El territorio que queda enmarcado por estas rejas de madera ennegrecida está prohibido para los no musulmanes. El huequito que nos deja la portezuela abierta permite adivinar las primeras arcadas de las naves que se pierden en la negrura pasando por todos los grados imaginables de la penumbra. Algunos fieles oran; los gatos, despreocupados, se pasean por el patio y las alfombras de las naves más cercanas a la enorme plaza abierta a un cielo que aquí si encuentra un lugar por donde penetrar en el corazón de la medina. Esta pequeña rendija a la grandiosidad de la Karauiyine acentúa la sensación de estar echando un vistazo furtivo a algo vetado.

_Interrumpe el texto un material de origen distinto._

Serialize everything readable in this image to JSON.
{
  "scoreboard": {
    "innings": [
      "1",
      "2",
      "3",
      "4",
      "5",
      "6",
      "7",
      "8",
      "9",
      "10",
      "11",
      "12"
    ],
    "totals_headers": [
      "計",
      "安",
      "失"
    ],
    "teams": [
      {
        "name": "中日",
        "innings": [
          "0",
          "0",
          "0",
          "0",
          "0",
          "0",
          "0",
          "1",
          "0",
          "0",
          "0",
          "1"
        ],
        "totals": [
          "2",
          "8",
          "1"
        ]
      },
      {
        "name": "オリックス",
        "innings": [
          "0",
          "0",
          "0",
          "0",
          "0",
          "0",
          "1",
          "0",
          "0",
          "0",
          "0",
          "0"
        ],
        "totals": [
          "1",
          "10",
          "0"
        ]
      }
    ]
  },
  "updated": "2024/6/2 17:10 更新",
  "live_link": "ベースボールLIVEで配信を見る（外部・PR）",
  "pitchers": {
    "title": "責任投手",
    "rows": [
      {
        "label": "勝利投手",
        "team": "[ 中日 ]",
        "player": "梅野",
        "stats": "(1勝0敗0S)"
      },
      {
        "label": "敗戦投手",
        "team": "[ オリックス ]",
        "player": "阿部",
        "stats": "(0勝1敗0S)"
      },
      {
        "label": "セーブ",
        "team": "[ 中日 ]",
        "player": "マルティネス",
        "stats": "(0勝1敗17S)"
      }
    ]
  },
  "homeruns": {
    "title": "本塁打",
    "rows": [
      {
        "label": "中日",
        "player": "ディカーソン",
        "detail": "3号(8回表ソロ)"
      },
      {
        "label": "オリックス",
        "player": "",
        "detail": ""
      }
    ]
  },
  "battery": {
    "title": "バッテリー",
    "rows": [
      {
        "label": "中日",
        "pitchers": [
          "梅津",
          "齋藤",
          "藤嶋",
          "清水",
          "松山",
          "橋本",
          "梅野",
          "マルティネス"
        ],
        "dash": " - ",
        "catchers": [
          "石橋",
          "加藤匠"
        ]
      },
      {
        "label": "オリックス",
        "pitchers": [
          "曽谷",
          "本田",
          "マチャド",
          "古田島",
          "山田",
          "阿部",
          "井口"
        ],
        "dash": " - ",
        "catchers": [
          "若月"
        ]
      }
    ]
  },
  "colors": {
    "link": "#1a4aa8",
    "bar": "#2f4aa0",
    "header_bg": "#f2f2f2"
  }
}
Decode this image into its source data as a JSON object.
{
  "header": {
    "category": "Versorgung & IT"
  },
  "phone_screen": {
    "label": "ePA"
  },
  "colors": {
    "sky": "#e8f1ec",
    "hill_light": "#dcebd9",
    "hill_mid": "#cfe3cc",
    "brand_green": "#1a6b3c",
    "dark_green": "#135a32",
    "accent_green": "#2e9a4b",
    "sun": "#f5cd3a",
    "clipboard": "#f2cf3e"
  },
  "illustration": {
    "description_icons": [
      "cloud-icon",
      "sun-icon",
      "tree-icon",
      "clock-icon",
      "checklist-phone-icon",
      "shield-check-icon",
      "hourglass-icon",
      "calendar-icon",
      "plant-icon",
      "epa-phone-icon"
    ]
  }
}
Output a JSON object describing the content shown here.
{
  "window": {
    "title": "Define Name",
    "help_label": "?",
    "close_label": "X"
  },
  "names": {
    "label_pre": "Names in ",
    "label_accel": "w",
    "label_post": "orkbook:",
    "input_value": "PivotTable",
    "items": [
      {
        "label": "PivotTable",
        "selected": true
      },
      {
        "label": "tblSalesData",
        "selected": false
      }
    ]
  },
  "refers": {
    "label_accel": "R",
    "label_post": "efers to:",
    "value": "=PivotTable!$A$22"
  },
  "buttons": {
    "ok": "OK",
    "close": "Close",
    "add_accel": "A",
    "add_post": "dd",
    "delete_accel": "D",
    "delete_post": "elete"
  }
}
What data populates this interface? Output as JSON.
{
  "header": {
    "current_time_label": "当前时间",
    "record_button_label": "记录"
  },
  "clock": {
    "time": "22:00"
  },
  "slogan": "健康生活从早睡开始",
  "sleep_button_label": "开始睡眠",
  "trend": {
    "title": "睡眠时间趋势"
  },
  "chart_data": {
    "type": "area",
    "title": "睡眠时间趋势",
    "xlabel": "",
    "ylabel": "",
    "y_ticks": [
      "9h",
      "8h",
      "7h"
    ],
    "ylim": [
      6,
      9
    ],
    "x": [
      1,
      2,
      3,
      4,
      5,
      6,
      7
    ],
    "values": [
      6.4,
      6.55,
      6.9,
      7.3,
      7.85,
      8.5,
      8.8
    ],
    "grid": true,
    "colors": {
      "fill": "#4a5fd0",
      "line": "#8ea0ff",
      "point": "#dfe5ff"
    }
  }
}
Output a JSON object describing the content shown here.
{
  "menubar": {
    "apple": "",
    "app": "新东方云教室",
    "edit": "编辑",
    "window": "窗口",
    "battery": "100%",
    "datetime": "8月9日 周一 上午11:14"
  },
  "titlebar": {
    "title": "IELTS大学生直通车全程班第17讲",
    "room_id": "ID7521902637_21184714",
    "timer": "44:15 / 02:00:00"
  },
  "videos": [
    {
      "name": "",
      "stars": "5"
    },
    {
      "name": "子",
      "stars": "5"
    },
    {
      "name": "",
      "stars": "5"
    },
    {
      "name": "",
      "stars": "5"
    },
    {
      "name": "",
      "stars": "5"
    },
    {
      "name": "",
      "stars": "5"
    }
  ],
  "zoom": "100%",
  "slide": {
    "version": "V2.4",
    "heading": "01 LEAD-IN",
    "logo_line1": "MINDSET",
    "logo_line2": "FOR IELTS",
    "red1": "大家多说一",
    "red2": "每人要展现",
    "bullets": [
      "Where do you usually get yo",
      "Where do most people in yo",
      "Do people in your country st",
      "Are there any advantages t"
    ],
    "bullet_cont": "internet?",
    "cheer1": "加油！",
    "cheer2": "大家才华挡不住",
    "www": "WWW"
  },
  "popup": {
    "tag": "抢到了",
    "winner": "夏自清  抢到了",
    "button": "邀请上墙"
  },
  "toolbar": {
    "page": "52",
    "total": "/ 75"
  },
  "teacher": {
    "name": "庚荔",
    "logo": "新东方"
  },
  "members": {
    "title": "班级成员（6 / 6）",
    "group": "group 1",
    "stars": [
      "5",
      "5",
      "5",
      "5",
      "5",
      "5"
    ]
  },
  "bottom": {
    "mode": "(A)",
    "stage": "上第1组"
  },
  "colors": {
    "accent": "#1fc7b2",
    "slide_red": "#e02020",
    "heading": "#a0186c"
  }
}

17 puertas. 17 posibilidades de echar un vistazo al interior de la mezquita santa entre las santas. Si el viajero tiene suerte y pasa justo antes de la oración del mediodía (cuando se abren de par en par todas las entradas para dar cabida a la riada de devotos que acuden a rezar) podrá ver la fuente donde los creyentes hacen sus abluciones rituales necesarias para orar en estado de pureza corporal y los templetes que adornan un patio que, según las guías, está adornado con más de 50.000 azulejos. Y más allá de donde el sol entra a raudales, las primeras arcadas de las casi 300 columnas que soportan los tejadillos triangulares cubiertos de verde centelleante que pueden verse desde las terrazas circundantes. Siempre desde fuera; siempre mirando a hurtadillas. Violando con los objetivos de las cámaras el tabú de estos salones vedados. Imaginando como los arcos van introduciéndose hacia el muro de la ‘kibla’. Imaginando las lámparas que cuelgan de fastuosos techos de cedro pintado y dibujando con la imaginación los arabescos dorados del ‘minrab’. Quizás eso sea lo mejor. Quién sabe. Puede que lo más atrayente de la Karaouiyine sea que permanece oculta a los curiosos ojos de los nazarenos. ‘Siempre nos quedará Córdoba’.